Dejours sees the central crises of contemporary work to be in its individualization and constant assessment. These destroy solidarity, and that solidarity is the "pre-political condition of politics." Dejours borrows the term from Arendt, but shifts its sense; it is no longer plurality that is the condition for politics, but the specific plurality of the work experience which builds confidence and relations to others. Dejours argues that it is because work is epistemologically central, shaping our sense or ourselves and the world, that it is politically central. The contemporary world of work is designed, almost on purpose to undermine any confidence in oneself and others.  It produces only negative solidarity. As Bertrand Ogilvie writes, work is the black box of democracy, the condition of its creation and destruction. 

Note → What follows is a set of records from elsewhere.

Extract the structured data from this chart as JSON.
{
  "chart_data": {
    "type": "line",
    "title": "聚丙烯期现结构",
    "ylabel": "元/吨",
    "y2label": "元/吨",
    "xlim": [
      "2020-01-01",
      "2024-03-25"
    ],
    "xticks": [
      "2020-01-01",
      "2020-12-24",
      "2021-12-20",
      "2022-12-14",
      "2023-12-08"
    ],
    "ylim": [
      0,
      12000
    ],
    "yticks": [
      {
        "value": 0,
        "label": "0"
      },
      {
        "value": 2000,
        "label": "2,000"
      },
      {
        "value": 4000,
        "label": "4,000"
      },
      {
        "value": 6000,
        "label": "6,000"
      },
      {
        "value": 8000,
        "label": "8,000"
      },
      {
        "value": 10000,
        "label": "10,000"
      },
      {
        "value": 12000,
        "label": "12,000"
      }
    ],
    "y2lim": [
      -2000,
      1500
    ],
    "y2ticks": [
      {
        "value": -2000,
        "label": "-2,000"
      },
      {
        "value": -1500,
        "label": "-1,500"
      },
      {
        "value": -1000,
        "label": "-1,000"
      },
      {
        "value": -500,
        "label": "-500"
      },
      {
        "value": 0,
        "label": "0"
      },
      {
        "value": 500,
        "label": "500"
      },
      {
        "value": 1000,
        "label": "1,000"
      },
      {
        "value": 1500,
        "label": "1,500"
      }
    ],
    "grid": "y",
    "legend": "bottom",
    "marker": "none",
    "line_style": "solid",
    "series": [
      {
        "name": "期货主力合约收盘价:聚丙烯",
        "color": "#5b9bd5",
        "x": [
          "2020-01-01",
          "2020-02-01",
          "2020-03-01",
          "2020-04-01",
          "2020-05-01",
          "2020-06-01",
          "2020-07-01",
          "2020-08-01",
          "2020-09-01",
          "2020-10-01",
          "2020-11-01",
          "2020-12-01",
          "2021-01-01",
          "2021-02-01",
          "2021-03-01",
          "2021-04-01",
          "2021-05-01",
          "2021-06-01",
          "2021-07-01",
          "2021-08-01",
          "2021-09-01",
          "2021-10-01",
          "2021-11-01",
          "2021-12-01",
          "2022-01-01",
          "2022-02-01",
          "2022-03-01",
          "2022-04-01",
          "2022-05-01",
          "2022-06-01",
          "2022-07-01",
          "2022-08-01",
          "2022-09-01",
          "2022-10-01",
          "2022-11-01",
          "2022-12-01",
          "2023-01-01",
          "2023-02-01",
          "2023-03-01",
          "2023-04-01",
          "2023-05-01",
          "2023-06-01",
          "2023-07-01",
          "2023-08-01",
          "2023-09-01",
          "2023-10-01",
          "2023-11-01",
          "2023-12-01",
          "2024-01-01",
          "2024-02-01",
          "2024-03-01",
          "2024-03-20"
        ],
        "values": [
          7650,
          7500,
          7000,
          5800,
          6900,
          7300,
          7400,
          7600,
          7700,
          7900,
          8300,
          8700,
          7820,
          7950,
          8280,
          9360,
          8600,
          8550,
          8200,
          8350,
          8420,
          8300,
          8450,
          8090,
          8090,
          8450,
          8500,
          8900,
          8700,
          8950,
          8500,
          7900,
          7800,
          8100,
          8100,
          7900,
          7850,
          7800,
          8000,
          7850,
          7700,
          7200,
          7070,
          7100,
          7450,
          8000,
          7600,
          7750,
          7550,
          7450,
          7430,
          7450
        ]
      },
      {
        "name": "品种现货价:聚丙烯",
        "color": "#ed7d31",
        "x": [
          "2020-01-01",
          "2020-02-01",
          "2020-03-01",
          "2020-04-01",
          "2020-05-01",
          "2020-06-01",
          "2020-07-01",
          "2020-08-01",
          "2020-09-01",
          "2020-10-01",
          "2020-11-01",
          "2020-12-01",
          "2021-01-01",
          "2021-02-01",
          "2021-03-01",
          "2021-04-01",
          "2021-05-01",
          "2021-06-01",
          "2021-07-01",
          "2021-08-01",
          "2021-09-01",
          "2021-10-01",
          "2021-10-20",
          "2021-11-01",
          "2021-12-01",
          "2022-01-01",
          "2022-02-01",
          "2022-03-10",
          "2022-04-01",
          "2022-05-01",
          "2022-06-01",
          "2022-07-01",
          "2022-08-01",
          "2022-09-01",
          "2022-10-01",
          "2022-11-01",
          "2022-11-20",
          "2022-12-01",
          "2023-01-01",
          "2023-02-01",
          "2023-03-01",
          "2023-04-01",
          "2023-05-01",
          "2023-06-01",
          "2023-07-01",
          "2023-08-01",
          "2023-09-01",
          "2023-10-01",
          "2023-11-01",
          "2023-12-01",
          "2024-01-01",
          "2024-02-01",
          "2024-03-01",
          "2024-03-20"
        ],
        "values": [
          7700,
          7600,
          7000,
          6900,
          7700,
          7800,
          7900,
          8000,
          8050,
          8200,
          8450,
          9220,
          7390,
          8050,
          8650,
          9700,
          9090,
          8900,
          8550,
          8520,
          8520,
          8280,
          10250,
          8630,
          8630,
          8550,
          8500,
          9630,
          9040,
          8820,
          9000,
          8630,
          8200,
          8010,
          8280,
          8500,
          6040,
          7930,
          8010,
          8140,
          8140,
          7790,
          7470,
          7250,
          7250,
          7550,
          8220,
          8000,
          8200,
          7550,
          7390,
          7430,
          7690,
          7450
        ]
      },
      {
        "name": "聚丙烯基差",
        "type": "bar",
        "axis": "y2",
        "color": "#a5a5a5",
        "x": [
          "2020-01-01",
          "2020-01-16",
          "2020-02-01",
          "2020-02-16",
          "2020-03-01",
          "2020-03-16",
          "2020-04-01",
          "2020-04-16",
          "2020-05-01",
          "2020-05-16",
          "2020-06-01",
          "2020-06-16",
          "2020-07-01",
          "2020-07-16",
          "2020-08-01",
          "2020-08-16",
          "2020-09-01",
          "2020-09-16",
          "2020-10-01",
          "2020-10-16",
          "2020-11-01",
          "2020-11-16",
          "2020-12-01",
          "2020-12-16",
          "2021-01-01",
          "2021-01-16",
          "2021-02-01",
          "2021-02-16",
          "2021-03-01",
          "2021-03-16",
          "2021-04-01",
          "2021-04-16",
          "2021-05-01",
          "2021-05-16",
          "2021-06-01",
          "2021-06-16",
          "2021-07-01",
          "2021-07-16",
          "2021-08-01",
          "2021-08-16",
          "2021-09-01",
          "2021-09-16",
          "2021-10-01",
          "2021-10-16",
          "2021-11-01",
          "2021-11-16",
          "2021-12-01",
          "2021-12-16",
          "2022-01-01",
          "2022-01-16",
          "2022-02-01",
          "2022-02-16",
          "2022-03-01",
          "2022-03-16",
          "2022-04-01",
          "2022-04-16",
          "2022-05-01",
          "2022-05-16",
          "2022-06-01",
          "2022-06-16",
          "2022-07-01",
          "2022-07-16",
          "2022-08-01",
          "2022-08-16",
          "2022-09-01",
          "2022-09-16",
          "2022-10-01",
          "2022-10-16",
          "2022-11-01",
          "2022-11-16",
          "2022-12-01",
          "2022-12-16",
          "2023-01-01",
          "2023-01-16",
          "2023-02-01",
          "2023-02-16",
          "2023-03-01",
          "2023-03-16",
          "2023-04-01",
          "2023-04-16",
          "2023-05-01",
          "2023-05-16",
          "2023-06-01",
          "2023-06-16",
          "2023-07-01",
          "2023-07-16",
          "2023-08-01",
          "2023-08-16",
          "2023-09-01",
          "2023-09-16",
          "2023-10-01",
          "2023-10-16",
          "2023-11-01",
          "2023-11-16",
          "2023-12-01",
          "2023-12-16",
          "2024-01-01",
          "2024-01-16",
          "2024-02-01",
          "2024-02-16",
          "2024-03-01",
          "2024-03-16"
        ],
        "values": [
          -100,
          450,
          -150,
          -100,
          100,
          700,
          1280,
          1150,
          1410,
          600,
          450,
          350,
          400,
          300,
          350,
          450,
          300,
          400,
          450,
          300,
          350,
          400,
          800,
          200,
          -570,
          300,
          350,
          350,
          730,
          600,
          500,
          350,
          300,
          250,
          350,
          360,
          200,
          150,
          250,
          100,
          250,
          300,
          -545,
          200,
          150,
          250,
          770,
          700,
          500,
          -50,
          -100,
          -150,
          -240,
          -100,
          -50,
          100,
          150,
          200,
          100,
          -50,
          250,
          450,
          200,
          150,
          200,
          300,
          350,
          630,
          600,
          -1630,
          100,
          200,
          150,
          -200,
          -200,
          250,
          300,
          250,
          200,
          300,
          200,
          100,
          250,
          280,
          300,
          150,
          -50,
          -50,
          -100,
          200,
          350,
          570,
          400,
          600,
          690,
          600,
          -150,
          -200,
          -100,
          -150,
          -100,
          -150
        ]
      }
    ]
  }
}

It is tempting to put forth the thesis that the more one tries to develop the ontological or, in this case, subjective and epistemological dimensions of work, seeing in it some particular relation to the real, to reality, the less one can think in terms of its historical dimensions, its specific economic and technological dimensions. A variant on the eternal struggle against ahistorical concepts and categories. This works as a general rule of thumb, but it does not entirely capture Dejours' work. The second volume is in part devoted to the effects of contemporary managerial focused on individuation and quantification of productivity. However, it seems that a third encounter with the real is missing, not that of the material world or the social world, but the world of capital. To put it bluntly, individuals around the world are forced to work harder, or lose their jobs, not because they fail to transform the physical world or even the social world, but because their labor is no longer competitive, no longer profitable. This measure, this reality, is all the more traumatic in that it is not directly experienced. As Marx wrote, it is a "process that goes on behind men's backs." Capital confronts us a blind necessity, senselessly sustaining or destroying our relation to the physical and social world. In the end it perhaps not a matter of being historically specific in how one describes the labor process, incorporating the recent transformations of "human resources," although that is important, but of recognizing that the ultimate real of work is neither the world of objects nor the social world. It is the world of capital, the real is the real abstraction.

"Living labor" is a necessary and unavoidable starting point for any theorization of work. Work is experienced and it shapes much of what we know and experience, functioning as a quotidian last instance. At the same time, however, it is necessary to recognize that we live in the land of the dead, and the struggles and pleasures of work are shaped by this dead labour.